La recherche a récemment mis en évidence que l'activité volcanique obéit à des temporalités emboîtées et très variables. L'éruption en surface nécessite trois grands phénomènes : un temps de maturation des zones de stockage des magmas qui se compte en milliers ou centaines de milliers d'années ; un temps d'instabilité de ces zones qui provoque un début de remontée du magma pouvant prendre quelques mois ou quelques dizaines de jours ; dans la dernière phase, la remontée du magma peut se produire en quelques minutes ou quelques heures. Le système reste silencieux pendant une très longue période, puis, une fois qu'il est mûr, il peut se déstabiliser très rapidement. Il faut donc intégrer des sauts de connaissance et de surveillance qui prennent en compte ces différentes échelles de temps à emboîter, y compris dans la réponse de sécurité civile.

Tous les aléas volcaniques concernent les volcans français d'outre-mer. Les éruptions non magmatiques, appelées phréatiques, sont les plus fréquentes : leur probabilité d'occurrence est ainsi d'environ 1 à 2 % chaque année en Guadeloupe et en Martinique. Elles peuvent générer tous les aléas que l'on retrouve dans les éruptions magmatiques hormis l'émission de lave. Particulièrement difficiles à anticiper, elles ont aussi été les plus mortelles au cours de la dernière décennie, ce qui soulève la question du tourisme volcanique et de l'accès aux zones actives comme celles de la Soufrière.

Malgré les progrès réalisés dans la connaissance et la surveillance, les risques volcaniques ont augmenté dernièrement et la tendance va s'accentuer avec les changements globaux. Je parle ici de risques, pas seulement d'aléas, qui augmentent avec la croissance des enjeux exposés et leur plus grande vulnérabilité. En 2015, une étude a classé les régions volcaniques du monde en fonction du pourcentage de la population totale du territoire exposée au risque à une distance de 0 à 30 kilomètres d'un volcan actif. La zone caribéenne est arrivée en tête, ce qui inclut la Guadeloupe et la Martinique. À cette époque, Fani Maoré ne s'était pas encore manifesté au large de Mayotte. Une fois les calculs refaits, Mayotte apparaît comme le territoire le plus exposé aux risques volcaniques en France et probablement dans le monde.

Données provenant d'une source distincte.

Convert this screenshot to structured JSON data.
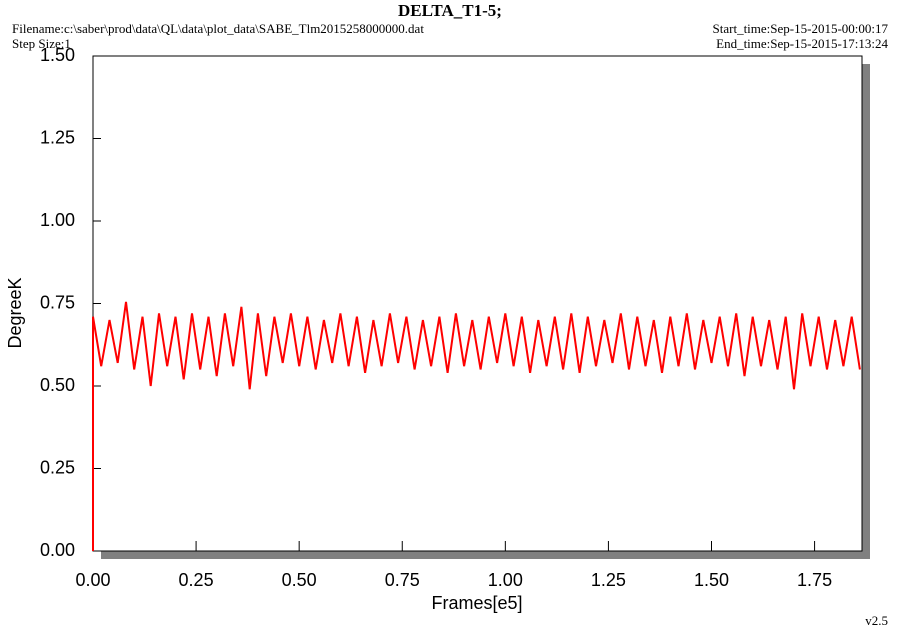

Pour en revenir à ces échelles de temps emboîtées, on sait que 42 % des éruptions traversent leur phase la plus violente, paroxysmale, au cours des vingt-quatre heures qui suivent le début de l'éruption et qu'elles représentent 20 % de la mortalité. Il faut donc développer une stratégie efficace de détection de l'évolution de l'activité volcanique en amont, et une stratégie de gestion de ces éruptions paroxysmales à leur début. Pour les autres éruptions, 70 % de la mortalité se produit dans un laps de temps compris entre une semaine et six mois après le début de l'éruption. Après les premières évacuations, il faut donc gérer le retour éventuel de personnes évacuées. Il faut surtout agir dans la continuité, s'intéresser à toutes les personnes qui vivent en bordure des zones exposées et à celles qui n'ont pas été évacuées mais qui vont être affectées par des dysfonctionnements systémiques.